Clone optionally accepts a custom Allocator so that the cloned index uses a different memory region than the source — useful for handing an index off to a thread or component that owns its own allocator. See Memory Management for allocator details.

A runnable example is available at examples/cpp/309_feature_clone.cpp.

Exporting the Trained Model

ExportModel() returns an empty index that retains all trained state (quantization codebooks, centroids, hyperparameters) of the source but contains no vectors. It is the canonical way to share a pre-trained model across shards, processes, or hosts without re-running training.

auto exported = index->ExportModel();
if (not exported.has_value()) {
    // index does not support ExportModel — handle the error
    return;
}
auto model = *exported;

// Populate the empty model with a new (potentially different) vector set.
for (int64_t i = 0; i < num_vectors; ++i) {
    auto one = vsag::Dataset::Make();
    one->NumElements(1)->Dim(dim)->Ids(ids + i)
       ->Float32Vectors(vectors + i * dim)->Owner(false);
    model->Add(one);
}

The returned index behaves identically to one freshly created via Factory::CreateIndex(...) and trained on the source data — only the per-vector storage is empty.

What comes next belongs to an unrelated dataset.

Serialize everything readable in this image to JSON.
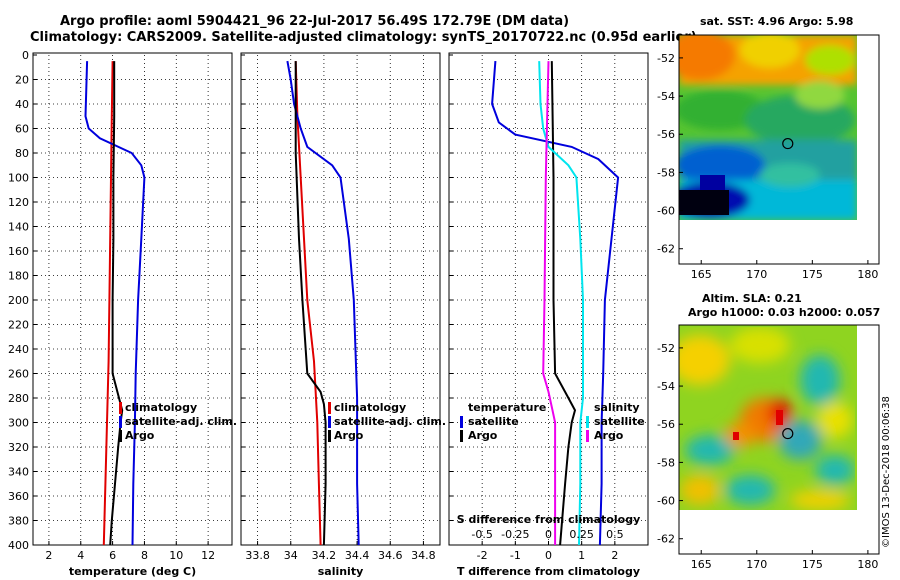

This pattern is particularly useful for IVF-style indexes where training (k-means on centroids) is the dominant cost.

A runnable example is available at examples/cpp/310_feature_export_model.cpp.

Notes and Limitations

  • Remove, UpdateVector, and UpdateId are concurrent-safe on HGraph when the matching *_CONCURRENT capability flag is set. The flag set also gates safe combinations with concurrent search and add (e.g. SUPPORT_ADD_SEARCH_DELETE_CONCURRENT).
  • MARK_REMOVE does not free memory; use FORCE_REMOVE or rebuild periodically if you need to reclaim space.
  • Clone cost scales linearly with index size. For large indexes prefer serialization + deserialization with a dedicated reader if you only need a snapshot on disk.
  • ExportModel preserves training but not any inserted vectors. The exported model can be freely serialized and shipped before any vectors are added.